Griesstätt – Einen breiten Rahmen nahmen die Themen rund um soziale Angelegenheiten und das örtliche Vereinsleben bei der diesjährigen Griesstätter Bürgerversammlung in der Schulturnhalle ein. Zudem wurden Vorhaben vorgestellt, die in nächster Zeit zur Umsetzung anstehen. Vorgetragen wurden die Themen dabei erstmals von den jeweilig Zuständigen.
Raumsituation für
Kinder entspannt sich
Einblick in die derzeitige Situation des Kindergartens gab dessen Leiterin Karin Gilg. Hier betreue ein 43-köpfiges Team derzeit die Kinder, die gesamte Raumsituation sei nach dem Umzug der Bienengruppe in das ehemalige Sparkassengebäude im Moment etwas entspannter. Die Möglichkeiten eines Natur- oder Bauernhofkindergartens würden geprüft. Außerdem soll im Sparkassengebäude, sobald möglich, eine weitere Krippengruppe aufgebaut werden. Momentan biete der Kindergartenförderverein eine verlängerte Öffnungszeit am Freitag bis 14.30 Uhr an.
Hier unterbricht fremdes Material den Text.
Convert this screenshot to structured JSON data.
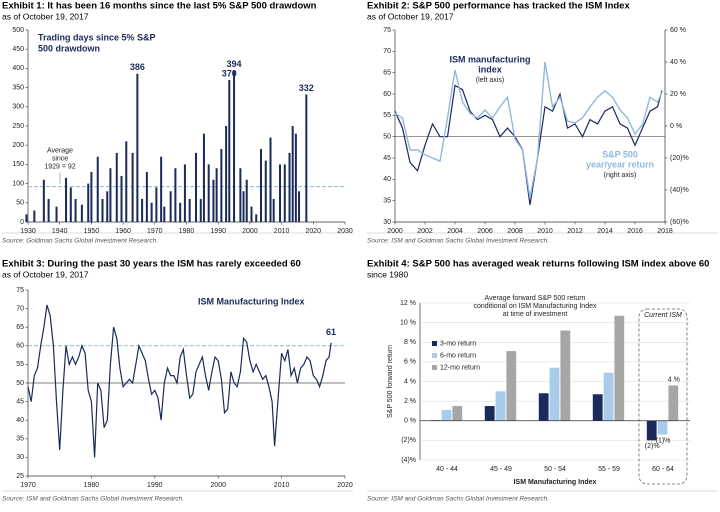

Auch werde im Gemeinderat gerade an einer Satzungsänderung gearbeitet, ob und ab wann diese Öffnung auch über die Gemeinde als Trägerin angeboten werden könne. Ab Januar werde auch die Kindergartenbücherei wieder öffnen.
Kommandant Georg Weiderer gab einen Überblick über die ehrenamtliche Tätigkeit der Feuerwehr in der Gemeinde. Er berief sich dabei auf die Zahlen von 2021. 3528,5 Arbeitsstunden seien von den 66 Aktiven geleistet worden, davon seien 2262 auf Übungs- und Personalstunden entfallen, 480 auf die Jugendausbildung. Ein leichter Zuwachs sei bei den technischen Hilfeleistungen zu verzeichnen gewesen. Gewöhnungsbedürftig wäre der neue „greislige“ Warnton. Weiderers Fazit: „Fuhrpark passt, Haus passt!“
Den Wasserbeschaffungsverein stellte dessen Vorstand Rudolf Liedl eigens vor. Er betonte die Wichtigkeit des sauberen Wassers, dessen Verfügbarkeit nicht selbstverständlich sei. Der Verein betreue 770 Hauptwasserzähler, 40 Kilometer Leitungen und sei für die Brunnen am Galgenberg und in Bergham und zwei Reservebecken zuständig.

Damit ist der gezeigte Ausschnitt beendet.